You should certainly not miss a tour inside the Manas National Park in Bodoland which was also declared Unesco World Heritage. You will notice the presence of out of the ordinary flora and fauna and it will not be difficult to meet, among others, elephants, tigers, rhinos, buffalo and deer, to name a few. One way, in short, to live in direct contact with nature and find out how their creatures live freely and happily, despite the many difficulties and dangers they face every day.
Landing at Silghat awaits a trip to the lush tea plantations and is the perfect place to experience the hospitality and learn local customs. Following a walk in the plantations where laborers deftly pluck the small leaves finally you can have an interesting lesson on technique to prepare the perfect cup of tea. On the back of the boat you can sail to Majuli to be introduced to the philosophy of Vaishnavism, spread across Assam and born in Majuli by the Sankardeva during the XV-XVI Century.
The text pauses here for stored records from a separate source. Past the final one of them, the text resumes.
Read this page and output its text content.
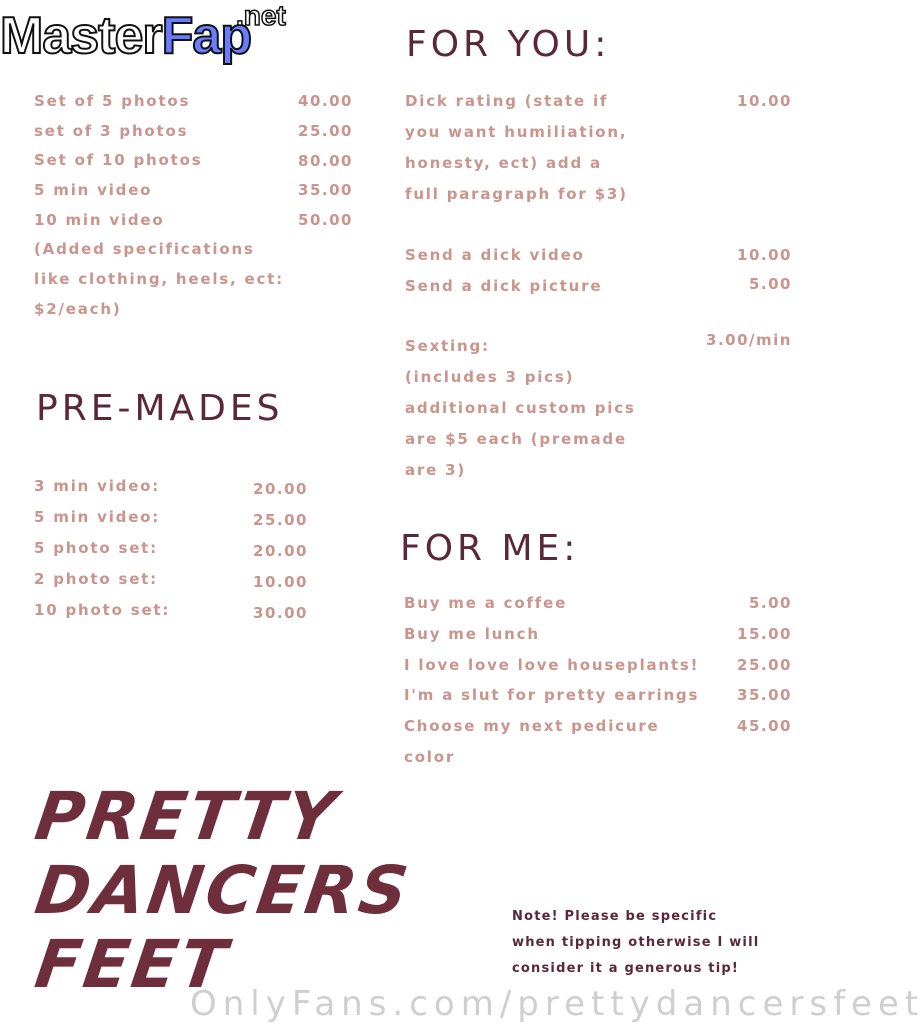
MasterFap
.net
Set of 5 photos	40.00
set of 3 photos	25.00
Set of 10 photos	80.00
5 min video	35.00
10 min video	50.00
(Added specifications
like clothing, heels, ect:
$2/each)
PRE-MADES
3 min video:	20.00
5 min video:	25.00
5 photo set:	20.00
2 photo set:	10.00
10 photo set:	30.00
FOR YOU:
Dick rating (state if
you want humiliation,
honesty, ect) add a
full paragraph for $3)
10.00
Send a dick video	10.00
Send a dick picture	5.00
Sexting:
(includes 3 pics)
additional custom pics
are $5 each (premade
are 3)
3.00/min
FOR ME:
Buy me a coffee	5.00
Buy me lunch	15.00
I love love love houseplants!	25.00
I'm a slut for pretty earrings	35.00
Choose my next pedicure	45.00
color
PRETTY
DANCERS
FEET
Note! Please be specific
when tipping otherwise I will
consider it a generous tip!
OnlyFans.com/prettydancersfeet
He founded here the first Satra, not only a temple and place of the arts including dance and culture, it consists of a prayer hall and dormitories where the monks reside. In stark contrast with the Hindu hierarchy, Vaishnavism is strongly egalitarian, against idolatry and animal sacrifices and strongly monotheistic. Visit the Samaguri Satra where we will see the dances with masks. Also visit Kamalabari Satra where you can participate in the Matia Khora with performances by the young devotees.
Hike in Sibsagar, the ancient capital of the Ahom dynasty, who ruled Assam for more than 600 years. Here is the Shiva Dol and the wonderful rectangular tank of the Ahom queen Ambika. Here you can visit the highest temple in all of India, dedicated to Shiva. In mid April, you can see the Bihu, a show of typical dances of Assam performed by young dancers symbolizing the awakening of life in the spring season.
Move to the direction of Nameri National Park. The park at the foot of the Himalayas, is crossed by the river Jia Bhorali and its deciduous forests are home to the rare white-winged duck. Walking inside the park, it is a paradise for birdwatchers, who will have the chance to spot examples of Merganser, lapwings, martin pescatore and, with a little luck, the elusive hornbills.